Meine drei großen Schwestern konnten Mutter nur am Sonntag helfen. Es waren drei heiratsfähige Mädchen, die in der Woche frühmorgens mit dem Zug nach Pagny-sur-Moselle fuhren. Sie arbeiteten dort in der Fabrik und kamen spät am Abend zurück. Sonntags bügelten sie die großen Betttücher, flickten sie und legten sie zu zweit zusammen; dabei sangen sie unter ihrem keck aufragenden Dutt die romantischen Schlager jener Zeit. Die Älteste wusch die beiden Kleinen, meine jüngste Schwester und mich; sie zog uns die Kleider an, zu deren Anschaffung die drei Großen zusammengelegt hatten. Mit blankgeriebenen Ohren und von der Seife noch brennenden Augen gingen meine kleine Schwester und ich zur Messe.
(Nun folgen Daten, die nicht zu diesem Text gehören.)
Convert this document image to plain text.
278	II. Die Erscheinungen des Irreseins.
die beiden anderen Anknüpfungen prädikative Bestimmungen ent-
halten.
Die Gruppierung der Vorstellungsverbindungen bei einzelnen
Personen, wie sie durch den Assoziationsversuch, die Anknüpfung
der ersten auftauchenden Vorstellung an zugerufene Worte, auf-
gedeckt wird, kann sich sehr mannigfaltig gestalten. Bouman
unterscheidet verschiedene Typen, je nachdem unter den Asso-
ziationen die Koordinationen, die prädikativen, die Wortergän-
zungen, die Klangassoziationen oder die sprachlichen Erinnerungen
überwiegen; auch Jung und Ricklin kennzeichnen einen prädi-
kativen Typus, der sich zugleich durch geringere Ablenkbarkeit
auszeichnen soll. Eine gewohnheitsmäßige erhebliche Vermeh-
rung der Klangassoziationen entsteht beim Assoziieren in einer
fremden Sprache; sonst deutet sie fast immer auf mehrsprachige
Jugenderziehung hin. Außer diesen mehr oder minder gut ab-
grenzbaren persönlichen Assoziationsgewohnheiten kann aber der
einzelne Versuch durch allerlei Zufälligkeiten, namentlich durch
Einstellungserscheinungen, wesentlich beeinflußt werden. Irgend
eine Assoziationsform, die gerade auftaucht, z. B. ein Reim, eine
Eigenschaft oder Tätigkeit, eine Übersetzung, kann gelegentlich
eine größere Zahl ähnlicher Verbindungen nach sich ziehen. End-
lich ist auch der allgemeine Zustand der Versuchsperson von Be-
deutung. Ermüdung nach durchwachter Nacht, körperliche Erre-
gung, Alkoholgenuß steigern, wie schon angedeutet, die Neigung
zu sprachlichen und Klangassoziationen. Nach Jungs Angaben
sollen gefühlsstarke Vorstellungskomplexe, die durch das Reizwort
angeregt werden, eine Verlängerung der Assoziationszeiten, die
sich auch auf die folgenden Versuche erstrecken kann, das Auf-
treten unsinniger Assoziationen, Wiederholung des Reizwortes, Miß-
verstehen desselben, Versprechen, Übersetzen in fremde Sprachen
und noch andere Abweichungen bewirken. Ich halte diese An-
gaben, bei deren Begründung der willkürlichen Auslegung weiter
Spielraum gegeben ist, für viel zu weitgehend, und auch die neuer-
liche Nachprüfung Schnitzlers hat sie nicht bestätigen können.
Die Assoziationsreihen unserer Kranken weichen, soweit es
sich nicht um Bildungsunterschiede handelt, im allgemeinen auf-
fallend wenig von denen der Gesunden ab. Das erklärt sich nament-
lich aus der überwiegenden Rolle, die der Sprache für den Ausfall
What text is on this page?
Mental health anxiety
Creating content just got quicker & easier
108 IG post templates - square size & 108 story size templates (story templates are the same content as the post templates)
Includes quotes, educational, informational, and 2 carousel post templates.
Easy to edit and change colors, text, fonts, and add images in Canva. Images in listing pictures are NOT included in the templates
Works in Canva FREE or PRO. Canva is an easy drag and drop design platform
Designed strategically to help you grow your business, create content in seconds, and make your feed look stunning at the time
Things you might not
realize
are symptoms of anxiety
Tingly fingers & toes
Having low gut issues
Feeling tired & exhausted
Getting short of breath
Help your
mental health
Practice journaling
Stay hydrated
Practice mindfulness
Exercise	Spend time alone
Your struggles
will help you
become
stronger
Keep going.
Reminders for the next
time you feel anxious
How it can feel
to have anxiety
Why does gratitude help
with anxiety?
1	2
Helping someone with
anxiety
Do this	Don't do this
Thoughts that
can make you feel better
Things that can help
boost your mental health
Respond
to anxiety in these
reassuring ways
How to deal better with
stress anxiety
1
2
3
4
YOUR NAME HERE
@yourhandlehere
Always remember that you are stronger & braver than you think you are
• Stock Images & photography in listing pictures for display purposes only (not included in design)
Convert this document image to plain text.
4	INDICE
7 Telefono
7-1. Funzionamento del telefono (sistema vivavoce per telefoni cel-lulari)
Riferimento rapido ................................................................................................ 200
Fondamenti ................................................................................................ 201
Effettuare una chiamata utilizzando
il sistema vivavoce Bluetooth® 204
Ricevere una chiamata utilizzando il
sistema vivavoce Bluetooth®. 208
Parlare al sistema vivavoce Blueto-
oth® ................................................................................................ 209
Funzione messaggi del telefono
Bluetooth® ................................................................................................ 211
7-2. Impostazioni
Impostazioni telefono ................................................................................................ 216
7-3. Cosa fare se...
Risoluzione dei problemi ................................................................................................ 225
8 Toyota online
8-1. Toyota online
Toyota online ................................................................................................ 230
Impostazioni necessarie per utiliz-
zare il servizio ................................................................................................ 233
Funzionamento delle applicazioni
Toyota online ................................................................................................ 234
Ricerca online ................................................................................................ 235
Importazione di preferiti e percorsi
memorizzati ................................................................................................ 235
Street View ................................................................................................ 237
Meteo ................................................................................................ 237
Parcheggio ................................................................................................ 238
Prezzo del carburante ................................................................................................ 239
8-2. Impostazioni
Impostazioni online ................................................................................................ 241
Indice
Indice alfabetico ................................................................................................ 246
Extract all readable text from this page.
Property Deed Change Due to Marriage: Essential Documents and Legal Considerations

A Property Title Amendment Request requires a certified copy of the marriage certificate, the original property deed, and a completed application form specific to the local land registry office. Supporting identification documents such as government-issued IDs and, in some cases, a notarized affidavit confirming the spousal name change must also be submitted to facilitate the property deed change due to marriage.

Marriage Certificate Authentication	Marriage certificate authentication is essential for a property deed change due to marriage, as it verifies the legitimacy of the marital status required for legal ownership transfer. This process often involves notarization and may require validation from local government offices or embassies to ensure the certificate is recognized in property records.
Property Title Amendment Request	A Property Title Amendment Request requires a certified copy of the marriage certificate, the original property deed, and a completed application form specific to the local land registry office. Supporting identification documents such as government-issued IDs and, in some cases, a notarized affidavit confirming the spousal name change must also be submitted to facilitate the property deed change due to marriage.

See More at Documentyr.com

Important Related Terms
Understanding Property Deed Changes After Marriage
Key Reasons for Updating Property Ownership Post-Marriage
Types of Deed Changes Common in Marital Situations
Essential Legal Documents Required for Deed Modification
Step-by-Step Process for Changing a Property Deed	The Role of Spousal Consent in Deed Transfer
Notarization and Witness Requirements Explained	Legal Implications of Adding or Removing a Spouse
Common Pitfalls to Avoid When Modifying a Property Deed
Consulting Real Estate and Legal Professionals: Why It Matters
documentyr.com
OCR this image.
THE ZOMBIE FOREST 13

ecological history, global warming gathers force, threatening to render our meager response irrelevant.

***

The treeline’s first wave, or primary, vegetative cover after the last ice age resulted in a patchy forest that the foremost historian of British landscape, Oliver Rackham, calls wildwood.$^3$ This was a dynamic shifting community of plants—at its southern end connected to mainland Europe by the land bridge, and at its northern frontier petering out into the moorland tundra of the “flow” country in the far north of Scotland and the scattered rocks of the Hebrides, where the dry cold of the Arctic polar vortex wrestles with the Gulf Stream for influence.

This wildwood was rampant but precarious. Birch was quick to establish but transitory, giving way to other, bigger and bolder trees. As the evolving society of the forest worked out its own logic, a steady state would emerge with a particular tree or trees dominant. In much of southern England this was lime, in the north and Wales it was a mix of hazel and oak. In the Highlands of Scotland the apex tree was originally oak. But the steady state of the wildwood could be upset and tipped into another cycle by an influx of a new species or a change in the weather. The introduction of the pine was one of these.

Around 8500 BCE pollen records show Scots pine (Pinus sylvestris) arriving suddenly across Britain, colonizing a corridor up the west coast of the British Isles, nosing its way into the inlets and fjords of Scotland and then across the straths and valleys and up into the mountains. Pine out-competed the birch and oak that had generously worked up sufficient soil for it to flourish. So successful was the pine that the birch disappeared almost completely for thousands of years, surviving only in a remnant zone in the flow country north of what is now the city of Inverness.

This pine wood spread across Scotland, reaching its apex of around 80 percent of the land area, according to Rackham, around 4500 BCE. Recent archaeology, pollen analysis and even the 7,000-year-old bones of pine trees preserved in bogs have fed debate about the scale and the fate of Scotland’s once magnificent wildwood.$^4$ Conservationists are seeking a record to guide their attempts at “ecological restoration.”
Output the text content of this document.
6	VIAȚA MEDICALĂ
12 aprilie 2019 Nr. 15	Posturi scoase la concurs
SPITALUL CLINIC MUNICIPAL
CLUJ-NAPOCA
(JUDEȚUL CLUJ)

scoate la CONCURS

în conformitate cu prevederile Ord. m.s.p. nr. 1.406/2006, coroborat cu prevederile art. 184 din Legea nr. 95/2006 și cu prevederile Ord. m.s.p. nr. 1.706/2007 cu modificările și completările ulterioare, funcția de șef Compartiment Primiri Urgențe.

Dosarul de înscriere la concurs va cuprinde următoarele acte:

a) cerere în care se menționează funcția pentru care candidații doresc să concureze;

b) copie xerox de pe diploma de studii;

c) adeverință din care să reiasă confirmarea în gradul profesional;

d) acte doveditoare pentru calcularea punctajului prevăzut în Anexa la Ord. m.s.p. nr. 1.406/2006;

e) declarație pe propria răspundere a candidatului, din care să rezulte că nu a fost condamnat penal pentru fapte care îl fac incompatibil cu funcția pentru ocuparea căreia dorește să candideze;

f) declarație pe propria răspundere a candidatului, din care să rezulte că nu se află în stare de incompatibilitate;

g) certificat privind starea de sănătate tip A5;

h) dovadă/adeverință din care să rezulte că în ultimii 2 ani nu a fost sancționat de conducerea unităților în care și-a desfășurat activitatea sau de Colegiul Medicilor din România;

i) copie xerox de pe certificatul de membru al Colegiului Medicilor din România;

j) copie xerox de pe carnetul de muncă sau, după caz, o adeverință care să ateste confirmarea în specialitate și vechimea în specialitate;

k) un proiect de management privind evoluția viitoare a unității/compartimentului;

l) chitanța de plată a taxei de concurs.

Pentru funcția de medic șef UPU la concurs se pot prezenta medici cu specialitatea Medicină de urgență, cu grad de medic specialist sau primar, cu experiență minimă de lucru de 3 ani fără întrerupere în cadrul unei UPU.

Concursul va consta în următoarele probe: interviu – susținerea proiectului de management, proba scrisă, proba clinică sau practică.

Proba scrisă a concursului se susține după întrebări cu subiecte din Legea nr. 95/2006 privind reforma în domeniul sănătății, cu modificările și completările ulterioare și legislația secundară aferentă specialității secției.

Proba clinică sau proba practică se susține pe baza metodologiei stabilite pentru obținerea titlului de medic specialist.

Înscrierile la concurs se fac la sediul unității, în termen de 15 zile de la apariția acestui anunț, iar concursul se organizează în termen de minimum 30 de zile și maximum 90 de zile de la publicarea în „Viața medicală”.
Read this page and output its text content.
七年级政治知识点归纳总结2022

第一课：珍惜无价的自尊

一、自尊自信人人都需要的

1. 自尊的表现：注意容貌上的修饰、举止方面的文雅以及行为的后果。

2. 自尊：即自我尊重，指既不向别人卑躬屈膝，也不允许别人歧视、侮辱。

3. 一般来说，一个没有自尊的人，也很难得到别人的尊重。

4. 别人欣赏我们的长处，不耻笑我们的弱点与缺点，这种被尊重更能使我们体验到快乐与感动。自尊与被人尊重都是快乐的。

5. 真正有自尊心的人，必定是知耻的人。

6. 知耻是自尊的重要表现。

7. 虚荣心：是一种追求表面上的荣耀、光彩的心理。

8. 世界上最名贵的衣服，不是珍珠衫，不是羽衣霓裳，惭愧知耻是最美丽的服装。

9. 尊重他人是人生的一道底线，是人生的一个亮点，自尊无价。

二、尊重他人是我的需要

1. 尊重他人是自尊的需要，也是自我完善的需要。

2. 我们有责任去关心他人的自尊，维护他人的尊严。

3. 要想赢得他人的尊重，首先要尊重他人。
Wir wohnten nicht allein im Hause. Unsere Fenster lagen nach der Straße zu. Die der Familie Reny, unserer Flurnachbarn, gingen auf den umzäunten Garten hinaus. Vater Reny ging selten aus; hüstelnd blieb er am Feuer und rauchte seine Pfeife bei einer Zeitung, die er vom Morgen bis zum Abend immer wieder von neuem las. Er trug einen langen, weißen Bart und war Veteran von 1870. Seit der Belagerung von Metz, wo es ihn „erwischt" hatte, hustete er.
Mutter Reny war eine noch flinke Frau, sie quälte sich nicht so ab wie meine Mutter. Ihre beiden großen Kinder arbeiteten in den Büros der Fabrik in Pont-a-Mousson. Ich ging selten zu ihnen.
Wenn ich hereinkam, sah ich Vater Reny, seine Pfeife, die Zeitung, Leonies Nähmaschine und Marcels
Mandoline. Auch bei ihnen war es sehr sauber. Der summende Wasserkessel über dem Feuer, das Ticken einer großen Uhr und jene Mischung von Mus- und Gemüsegeruch, die man den Duft der Ehrbarkeit nennen möchte, verbreiteten eine warme Behaglichkeit.
Unsere anderen Nachbarn, die Familie Marion, waren so alt und so stumm, dass ich mich nur noch an die Ölfunzel erinnere, mit der sie ihr Zimmer beleuchteten, auch als bei uns schon der Glanz des Gaslichts die stille Traulichkeit der Petroleumlampe verdrängt hatte.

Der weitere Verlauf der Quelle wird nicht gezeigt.